I can't even contemplate Canada allowing the resisters to be deported. Right now we are teetering on the brink. Four resisters, including two with young children, face deportation, with many more waiting for the potentially bad news. In the US, they face jail time (in a military prison) and a "bad conduct discharge" - a felony offense. No one should go to prison for refusing to kill.

Please help.

Join us this Saturday. If you can't make it on Saturday, write a letter to Stephen Harper, Stéphane Dion and to your MP.

Let them stay.


Ferdzy said...

That's kind of amusing - I knew Frank and Isabel Showler back in the 1970's/80's when I was attending Toronto Monthly Meeting. (i.e. the Quaker Meeting.)

Wild English Rose said...

I think there may be some key differences between the concept of war resistance and conscientious objection. Your post mentions that Frank Showler sought alternative service, which implies he volunteered to aid the effort to defeat fascism but by non violent means. Many Quakers in England were involved in ambulance driving, firefighting etc. during the Blitz and in the process many exposed themselves to as much personal danger as those in the armed forces.

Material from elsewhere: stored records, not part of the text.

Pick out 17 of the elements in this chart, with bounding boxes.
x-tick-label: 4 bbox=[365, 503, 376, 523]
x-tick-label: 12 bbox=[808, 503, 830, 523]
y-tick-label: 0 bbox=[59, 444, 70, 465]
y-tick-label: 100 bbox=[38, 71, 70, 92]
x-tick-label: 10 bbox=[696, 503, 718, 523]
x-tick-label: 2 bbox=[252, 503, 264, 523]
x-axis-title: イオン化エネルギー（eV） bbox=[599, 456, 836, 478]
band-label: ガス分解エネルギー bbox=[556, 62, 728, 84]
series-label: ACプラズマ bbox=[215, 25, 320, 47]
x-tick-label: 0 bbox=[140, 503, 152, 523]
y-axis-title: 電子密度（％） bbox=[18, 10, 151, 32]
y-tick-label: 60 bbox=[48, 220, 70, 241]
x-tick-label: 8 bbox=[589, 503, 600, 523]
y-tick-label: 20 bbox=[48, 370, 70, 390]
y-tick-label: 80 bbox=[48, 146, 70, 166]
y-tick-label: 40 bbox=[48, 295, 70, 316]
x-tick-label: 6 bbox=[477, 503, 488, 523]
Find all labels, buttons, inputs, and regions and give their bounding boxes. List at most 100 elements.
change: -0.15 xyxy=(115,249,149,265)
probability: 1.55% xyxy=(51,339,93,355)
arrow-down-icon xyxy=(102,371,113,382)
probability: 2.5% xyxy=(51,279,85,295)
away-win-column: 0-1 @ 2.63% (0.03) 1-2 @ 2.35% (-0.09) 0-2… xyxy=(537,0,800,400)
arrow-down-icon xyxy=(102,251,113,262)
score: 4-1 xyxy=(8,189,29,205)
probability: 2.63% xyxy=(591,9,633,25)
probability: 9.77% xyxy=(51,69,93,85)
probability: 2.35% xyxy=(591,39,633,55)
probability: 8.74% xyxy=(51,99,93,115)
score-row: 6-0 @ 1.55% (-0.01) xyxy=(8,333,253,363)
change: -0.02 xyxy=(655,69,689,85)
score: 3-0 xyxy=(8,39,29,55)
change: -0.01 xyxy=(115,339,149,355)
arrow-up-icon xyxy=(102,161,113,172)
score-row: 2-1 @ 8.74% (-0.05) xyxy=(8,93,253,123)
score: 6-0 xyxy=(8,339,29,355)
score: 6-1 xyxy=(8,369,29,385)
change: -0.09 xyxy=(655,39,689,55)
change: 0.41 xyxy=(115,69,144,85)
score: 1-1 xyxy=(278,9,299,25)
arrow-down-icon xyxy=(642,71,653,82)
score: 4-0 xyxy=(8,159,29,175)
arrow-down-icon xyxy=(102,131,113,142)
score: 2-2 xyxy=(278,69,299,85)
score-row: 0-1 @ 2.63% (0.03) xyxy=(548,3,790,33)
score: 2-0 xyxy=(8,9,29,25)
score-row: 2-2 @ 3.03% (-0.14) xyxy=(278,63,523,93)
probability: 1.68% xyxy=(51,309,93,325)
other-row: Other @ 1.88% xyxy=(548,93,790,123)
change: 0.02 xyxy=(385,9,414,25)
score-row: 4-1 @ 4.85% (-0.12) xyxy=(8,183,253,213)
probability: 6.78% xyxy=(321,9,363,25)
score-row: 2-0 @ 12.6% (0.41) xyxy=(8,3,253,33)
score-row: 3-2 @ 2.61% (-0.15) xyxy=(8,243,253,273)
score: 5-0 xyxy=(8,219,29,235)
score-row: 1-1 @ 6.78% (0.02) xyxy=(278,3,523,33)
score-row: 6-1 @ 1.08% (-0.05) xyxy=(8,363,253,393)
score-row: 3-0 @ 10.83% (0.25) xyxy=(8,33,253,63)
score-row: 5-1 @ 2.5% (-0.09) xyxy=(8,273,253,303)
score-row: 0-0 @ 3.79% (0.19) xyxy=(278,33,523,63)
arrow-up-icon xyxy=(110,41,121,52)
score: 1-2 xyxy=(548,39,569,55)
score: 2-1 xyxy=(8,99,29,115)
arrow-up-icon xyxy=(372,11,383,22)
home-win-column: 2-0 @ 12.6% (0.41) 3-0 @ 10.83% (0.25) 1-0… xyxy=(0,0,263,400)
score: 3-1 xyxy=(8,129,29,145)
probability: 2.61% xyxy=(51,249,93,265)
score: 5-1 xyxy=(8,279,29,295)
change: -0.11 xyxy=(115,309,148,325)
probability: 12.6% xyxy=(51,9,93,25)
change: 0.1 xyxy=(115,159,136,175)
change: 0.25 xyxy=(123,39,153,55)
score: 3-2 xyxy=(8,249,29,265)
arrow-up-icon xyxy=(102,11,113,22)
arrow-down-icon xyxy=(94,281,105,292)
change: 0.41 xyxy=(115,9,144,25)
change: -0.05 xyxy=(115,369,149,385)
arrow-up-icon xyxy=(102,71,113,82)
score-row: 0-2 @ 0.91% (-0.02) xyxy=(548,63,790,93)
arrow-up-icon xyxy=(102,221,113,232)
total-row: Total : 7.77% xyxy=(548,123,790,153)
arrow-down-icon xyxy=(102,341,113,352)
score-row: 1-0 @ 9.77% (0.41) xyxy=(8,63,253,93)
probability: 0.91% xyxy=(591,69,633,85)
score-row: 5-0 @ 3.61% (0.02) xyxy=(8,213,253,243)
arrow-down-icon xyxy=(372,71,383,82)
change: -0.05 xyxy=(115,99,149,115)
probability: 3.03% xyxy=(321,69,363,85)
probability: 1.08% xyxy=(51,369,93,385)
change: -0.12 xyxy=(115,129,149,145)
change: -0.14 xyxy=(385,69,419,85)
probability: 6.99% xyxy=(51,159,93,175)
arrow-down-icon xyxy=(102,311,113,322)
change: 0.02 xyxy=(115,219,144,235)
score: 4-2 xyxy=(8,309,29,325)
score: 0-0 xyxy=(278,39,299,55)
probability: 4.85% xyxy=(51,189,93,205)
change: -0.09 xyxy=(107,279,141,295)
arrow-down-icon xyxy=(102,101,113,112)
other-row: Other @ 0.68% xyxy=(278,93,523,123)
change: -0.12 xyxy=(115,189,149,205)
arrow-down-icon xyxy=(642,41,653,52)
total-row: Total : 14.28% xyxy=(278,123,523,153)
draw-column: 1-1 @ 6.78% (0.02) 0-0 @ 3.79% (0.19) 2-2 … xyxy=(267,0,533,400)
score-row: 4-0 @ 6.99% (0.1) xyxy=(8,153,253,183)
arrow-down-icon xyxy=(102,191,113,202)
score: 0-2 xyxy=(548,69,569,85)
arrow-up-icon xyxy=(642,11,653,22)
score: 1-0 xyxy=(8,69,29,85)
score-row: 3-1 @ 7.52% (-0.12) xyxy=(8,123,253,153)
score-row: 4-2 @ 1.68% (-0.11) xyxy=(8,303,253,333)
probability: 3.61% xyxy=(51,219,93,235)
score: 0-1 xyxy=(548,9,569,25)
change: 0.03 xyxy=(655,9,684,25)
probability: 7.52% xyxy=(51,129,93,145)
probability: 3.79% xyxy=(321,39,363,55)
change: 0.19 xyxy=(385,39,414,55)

This is quite different to somebody - who may not be opposed to violent action in general - who is opposed to the cause of a specific war, in such circumstances alternative service would be difficult to achieve as it might in some way further the cause. Indeed resistance to a particular war could lead itself to violent action or in extreme cases actively aiding the enemy - e.g. German resistance activists during the second world war.

It isn't that there isn't something to admire in both standpoints - but I think that they are quite different.

laura k said...

I knew Frank and Isabel Showler back in the 1970's/80's when I was attending Toronto Monthly Meeting. (i.e. the Quaker Meeting.)

Very cool! Frank is apparently an activist legend in Toronto.

I think there may be some key differences between the concept of war resistance and conscientious objection.

There can be, but there needn't be.

Frank Showler is now sorry that he registered for alternative service, and feels he ended up inadvertantly helping the war effort.

Most of the resisters I know qualify as conscientious objectors as well.

One needn't be a pacifist in every imaginable circumstance to be a CO.

Ryan said...

If you're interested in the history of religious progressives in Canada, there's a book that I thought was quite excellent titled "Beyond the Social Gospel: Church Protest on the Prairies" by United Church theologian Ben Smillie.

I would also suggest looking up Rev. James Endicott, who formed the Canada Peace Congress in the late 1940's to encourage peace, nuclear disarmament and negotiation with the Soviet Union.

There's lots more. I'm a bit of a history nerd, but I think it's important for churches to look back to their radical roots as a lesson for the present.

laura k said...

Thank you, Ryan! I am quite the history nerd myself. I am passionately interested in learning about the history of my new country. Thank you very much.